The Following Review: After Three Chapters It Hasn't Inspired Complete Devotion
After three episodes earned solid ratings, The Following seems to have already gained an increasingly large one of its own but the serial killer series is as frustrating as it is entertaining. The Fox program has more than a few great performances, some thrilling sequences and enough blood to satisfy the thirstiest of horror fans, however, the writing in Kevin Williamson's return to the slasher is often also the bad kind of cringe-worthy with the constant references to the cult mastermind's literary motive not to mention the melodramatic love triangle(s) at the heart of the story.
Williamson first carved his name in the horror genre with Scream, the funny and self-reflexive yet still scary slasher flick from the mid-90s, before turning to television with the equally terrifying Dawson's Creek. After three more Screams, all less successful at subverting conventions and creating scares than the original, and a few more 'scary' series (supernatural anyway, The Vampire Diaries being one of them), I wasn't sure what to expect from Williamson with The Following, his deadly serious take on serial killers that still tries to be ultra-clever, this time by linking the cult-based murders to the works of Edgar Allen Poe.
Serialized television is trying hard to be novelistic but the connection is a lot less successful and fun to play with than the movie banter in Scream. Poe wasn't just an author and poet whose work focused on the macabre but also one of the first to write (if not the inventor of) detective fiction, so all the allusions to the Romantic artist in The Following are certainly apt, they just become a bit draining. And that's upon seeing only three chapters. The pilot does a pretty great job of introducing Kevin Bacon’s former FBI agent and current alcoholic, Ryan Hardy who is brought back into the investigation after James Purefoy’s Joe Carroll, a literature professor turned murderer, escapes from prison in a blood soaked opening sequence that sets the tone for the rest of the gripping instalment and also includes Carroll's quick capture.

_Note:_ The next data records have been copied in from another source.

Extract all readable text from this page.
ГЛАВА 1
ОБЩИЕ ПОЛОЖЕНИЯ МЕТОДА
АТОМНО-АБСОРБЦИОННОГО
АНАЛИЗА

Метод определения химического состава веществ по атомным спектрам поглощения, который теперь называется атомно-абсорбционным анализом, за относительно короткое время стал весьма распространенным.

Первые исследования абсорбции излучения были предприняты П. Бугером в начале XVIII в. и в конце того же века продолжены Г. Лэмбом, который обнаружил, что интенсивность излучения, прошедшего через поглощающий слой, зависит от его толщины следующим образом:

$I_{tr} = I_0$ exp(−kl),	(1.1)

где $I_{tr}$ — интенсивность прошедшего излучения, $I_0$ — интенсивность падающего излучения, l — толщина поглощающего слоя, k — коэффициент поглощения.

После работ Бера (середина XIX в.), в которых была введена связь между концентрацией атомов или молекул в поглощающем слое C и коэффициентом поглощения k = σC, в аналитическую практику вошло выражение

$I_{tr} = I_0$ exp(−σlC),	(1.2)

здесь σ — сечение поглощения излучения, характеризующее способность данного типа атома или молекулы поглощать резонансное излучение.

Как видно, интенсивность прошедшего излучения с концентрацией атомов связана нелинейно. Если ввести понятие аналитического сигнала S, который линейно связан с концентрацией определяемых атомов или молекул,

But behind bars or not, it doesn’t matter because a bunch of Carroll’s serial killing students come out of the woodwork to help him continue his masterpiece, which includes hunting down the girl that got away (Maggie Grace) and going after the family the newly crowned cult leader had while masquerading as, well, someone who's not a complete psycho. This includes his son as well as his wife Claire (Natalie Zea), who engages in a brief but passionate fling with Hardy while the FBI Agent is bringing her husband to justice. And while this love triangle isn't perfect, isn't nearly as bothersome as the relationship dynamics that start to unfold between members of Carroll's ever expanding number of disciples. I mean, there seems like a lot of feelings for a bunch of sociopaths.
Sure, they're supposed to all love the leader but the level of in-loving / fighting seems anathema to the kind of people capable of the acts portrayed, not to mention not really all that interesting. We don't care for the psychotic characters, so their threats and/or romantic exchanges with each other are lacking in effect. However, after sounding really down on the series for the most of this, I must say that The Following does have lot going for it if it can play down the Poe 'it's all a novel' stuff a little (at least in the dialogue) and the serial killer relationship woes. For starters, it doesn't pull many punches when it comes to the kills, and that's in terms of both the high level of gore (for network TV) and its willingness to lose some core characters. Yes, people will die.
There have been some genuinely gruesome and scary scenes worthy of the first Scream and the episode cliffhangers are particularly well written to keep audiences coming back as long as they can stand the aforementioned more grating aspects set up in the pilot and littered throughout "Chapter 2" and "The Poet's Fire." Another reason to keep tuning into The Following is Purefoy's performance as Joe Carroll, the Thomas Harris-like villain whose charisma puts everyone under his spell. Speaking of people under Purefoy's spell, the fact that 'anyone could be a follower' not only instills an atmosphere of paranoia but also provides the audience with a fun guessing game. Who else has he turned? Surely some of the investigators are actually on the other team. These few things will keep me from putting down the 'novel' for now but I'm not sure I'll be part of The Following for too much longer.
The Following airs Monday nights at 9 p.m. ET on FOX. And, like the above picture says, if you want to catch up the series is also On Demand and eventually coming to Netflix. That might not be a bad place to catch it. Created by Kevin Williamson, The Following stars Kevin Bacon, James Purefoy, Natalie Zea, Annie Parisse, Shawn Ashmore and Maggie Grace.